ここまで健闘するとは…井原監督の手腕で福岡は生まれ変わった

2015.11.26


今季の井原監督の指揮は見事だった(右は岐阜・ラモス監督)【拡大】

 今季のJ2で3位となり、J1昇格プレーオフに出場する福岡。井原正巳監督(48)は横浜マリノスの前身、日産自動車サッカー部時代からの後輩だが、“監督1年生”として、ここまで健闘するとは思っていなかった。

 筑波大をへて日産サッカー部に入団してきた当時、彼には大学NO・1選手という“肩書”があった。真面目な男でしっかり者である。これに無類の負けず嫌いという性格が加わり、どんな場面になってもジタバタしないメンタル面の強さがある。「こいつ、いつかは監督をやる。やらせたいな」とずっと思っていた。

 だが、彼は現役を引退してから2008年北京五輪の日本代表で、さらにJ1柏でコーチを務めていた。長い間コーチを続けていると監督就任への気持ちが薄れていくものだ。それだけに今季、現役時代には縁もゆかりもなかった福岡というチームの監督に就いたことに、驚いた。

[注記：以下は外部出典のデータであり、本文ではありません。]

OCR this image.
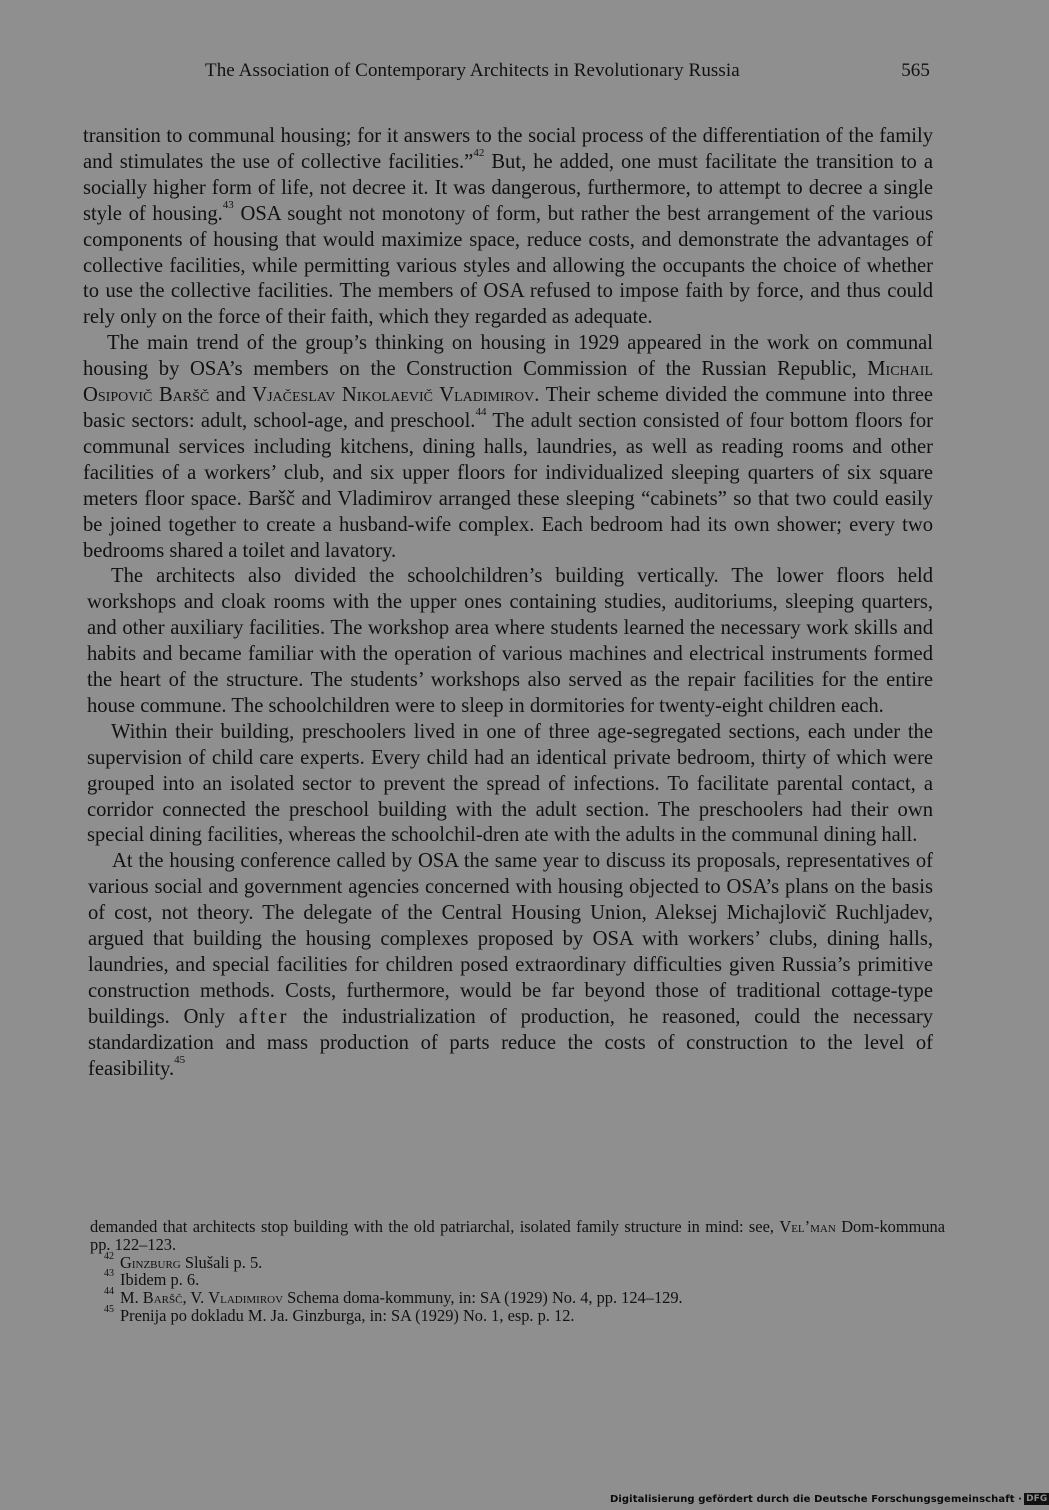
The Association of Contemporary Architects in Revolutionary Russia	565

transition to communal housing; for it answers to the social process of the differentiation of the family and stimulates the use of collective facilities.”$^{42}$ But, he added, one must facilitate the transition to a socially higher form of life, not decree it. It was dangerous, furthermore, to attempt to decree a single style of housing.$^{43}$ OSA sought not monotony of form, but rather the best arrangement of the various components of housing that would maximize space, reduce costs, and demonstrate the advantages of collective facilities, while permitting various styles and allowing the occupants the choice of whether to use the collective facilities. The members of OSA refused to impose faith by force, and thus could rely only on the force of their faith, which they regarded as adequate.

The main trend of the group’s thinking on housing in 1929 appeared in the work on communal housing by OSA’s members on the Construction Commission of the Russian Republic, Michail Osipovič Baršč and Vjačeslav Nikolaevič Vladimirov. Their scheme divided the commune into three basic sectors: adult, school-age, and preschool.$^{44}$ The adult section consisted of four bottom floors for communal services including kitchens, dining halls, laundries, as well as reading rooms and other facilities of a workers’ club, and six upper floors for individualized sleeping quarters of six square meters floor space. Baršč and Vladimirov arranged these sleeping “cabinets” so that two could easily be joined together to create a husband-wife complex. Each bedroom had its own shower; every two bedrooms shared a toilet and lavatory.

The architects also divided the schoolchildren’s building vertically. The lower floors held workshops and cloak rooms with the upper ones containing studies, auditoriums, sleeping quarters, and other auxiliary facilities. The workshop area where students learned the necessary work skills and habits and became familiar with the operation of various machines and electrical instruments formed the heart of the structure. The students’ workshops also served as the repair facilities for the entire house commune. The schoolchildren were to sleep in dormitories for twenty-eight children each.

Within their building, preschoolers lived in one of three age-segregated sections, each under the supervision of child care experts. Every child had an identical private bedroom, thirty of which were grouped into an isolated sector to prevent the spread of infections. To facilitate parental contact, a corridor connected the preschool building with the adult section. The preschoolers had their own special dining facilities, whereas the schoolchil-dren ate with the adults in the communal dining hall.

At the housing conference called by OSA the same year to discuss its proposals, representatives of various social and government agencies concerned with housing objected to OSA’s plans on the basis of cost, not theory. The delegate of the Central Housing Union, Aleksej Michajlovič Ruchljadev, argued that building the housing complexes proposed by OSA with workers’ clubs, dining halls, laundries, and special facilities for children posed extraordinary difficulties given Russia’s primitive construction methods. Costs, furthermore, would be far beyond those of traditional cottage-type buildings. Only after the industrialization of production, he reasoned, could the necessary standardization and mass production of parts reduce the costs of construction to the level of feasibility.$^{45}$

demanded that architects stop building with the old patriarchal, isolated family structure in mind: see, Vel’man Dom-kommuna pp. 122–123.

$^{42}$ Ginzburg Slušali p. 5.

$^{43}$ Ibidem p. 6.

$^{44}$ M. Baršč, V. Vladimirov Schema doma-kommuny, in: SA (1929) No. 4, pp. 124–129.

$^{45}$ Prenija po dokladu M. Ja. Ginzburga, in: SA (1929) No. 1, esp. p. 12.

Digitalisierung gefördert durch die Deutsche Forschungsgemeinschaft · DFG
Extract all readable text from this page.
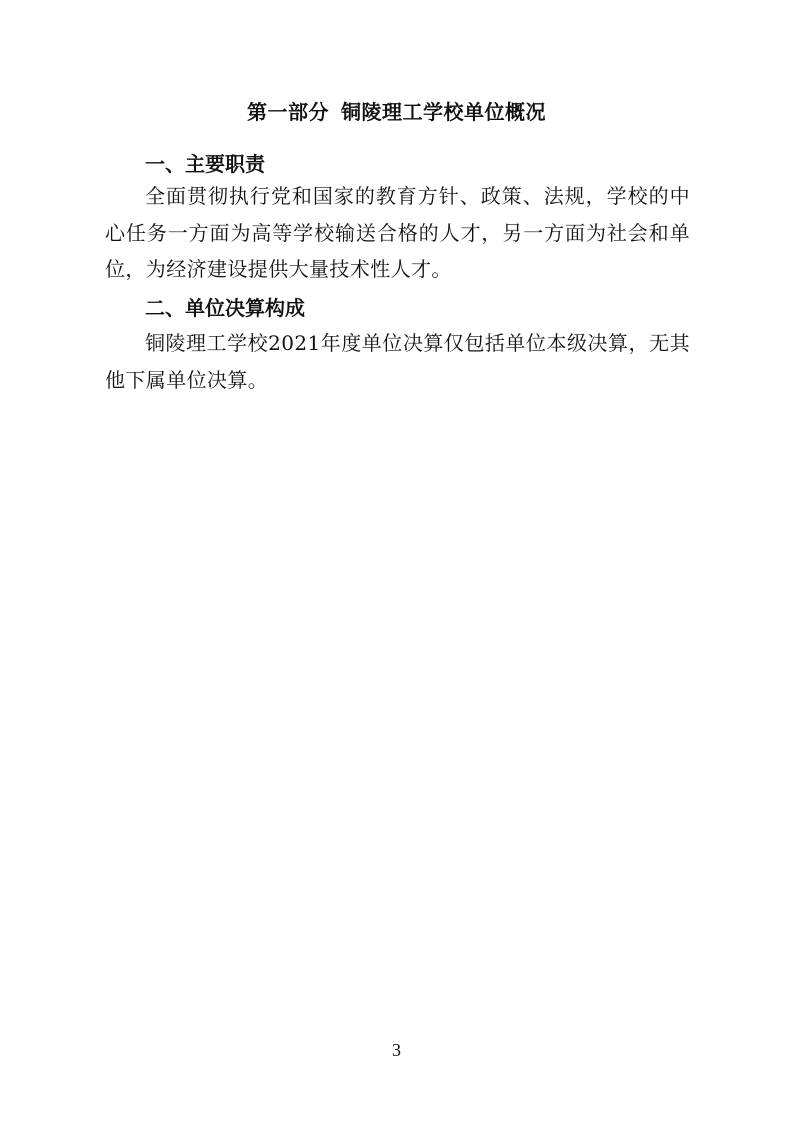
第一部分 铜陵理工学校单位概况
一、主要职责
全面贯彻执行党和国家的教育方针、政策、法规，学校的中心任务一方面为高等学校输送合格的人才，另一方面为社会和单位，为经济建设提供大量技术性人才。
二、单位决算构成
铜陵理工学校2021年度单位决算仅包括单位本级决算，无其他下属单位决算。
3
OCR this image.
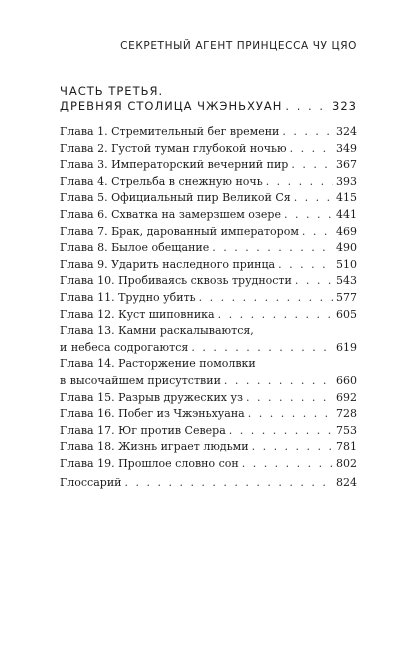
СЕКРЕТНЫЙ АГЕНТ ПРИНЦЕССА ЧУ ЦЯО
ЧАСТЬ ТРЕТЬЯ.
ДРЕВНЯЯ СТОЛИЦА ЧЖЭНЬХУАН . . .	323
Глава 1. Стремительный бег времени . . .	324
Глава 2. Густой туман глубокой ночью . . .	349
Глава 3. Императорский вечерний пир . . .	367
Глава 4. Стрельба в снежную ночь . . .	393
Глава 5. Официальный пир Великой Ся . . .	415
Глава 6. Схватка на замерзшем озере . . .	441
Глава 7. Брак, дарованный императором . . .	469
Глава 8. Былое обещание . . .	490
Глава 9. Ударить наследного принца . . .	510
Глава 10. Пробиваясь сквозь трудности . . .	543
Глава 11. Трудно убить . . .	577
Глава 12. Куст шиповника . . .	605
Глава 13. Камни раскалываются,
и небеса содрогаются . . .	619
Глава 14. Расторжение помолвки
в высочайшем присутствии . . .	660
Глава 15. Разрыв дружеских уз . . .	692
Глава 16. Побег из Чжэньхуана . . .	728
Глава 17. Юг против Севера . . .	753
Глава 18. Жизнь играет людьми . . .	781
Глава 19. Прошлое словно сон . . .	802
Глоссарий . . .	824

 就任以前の福岡はJ2でも苦戦していた。今季の開幕当初もスタートダッシュできなかった。だが、彼がこれまで培ってきた経験と、修羅場でも慌てない的確な指示で生まれ変わったチームは白星を重ね続けた。

 マリノス時代の後輩だった三浦文丈をコーチ、鈴木健仁をスカウトとして連れて福岡に乗り込んだことも大きい。マリノスOBの3人で絶妙なコミュニケーションを取り、見事にチームを運営していた。

 本来なら「古巣のマリノスで監督を」という思いはあっただろう。それでも新天地で、しかもJ2のチームから指揮官人生のスタートを切ったことに拍手を送りたい。

 九州といえば野球・ソフトバンクの牙城だが、まずはプレーオフで勝ちきってJ1昇格を決め「福岡にサッカーの井原あり」をアピールしてほしい。

 ■清水秀彦(しみず・ひでひこ) 1954年11月4日、東京都生まれ、60歳。浦和市高、法大で全国制覇。77年に日産自動車サッカー部(現横浜M)に入団。88年に現役引退し、91年に同部監督に就任。93年のJリーグ開幕戦で勝利監督になった。96年福岡、98年は京都の監督を歴任。2001年に仙台をJ1に昇格させ、02年にはJリーグ初の監督通算100勝を達成。04年にNPO法人「H・S SPORTS CLUB」を設立。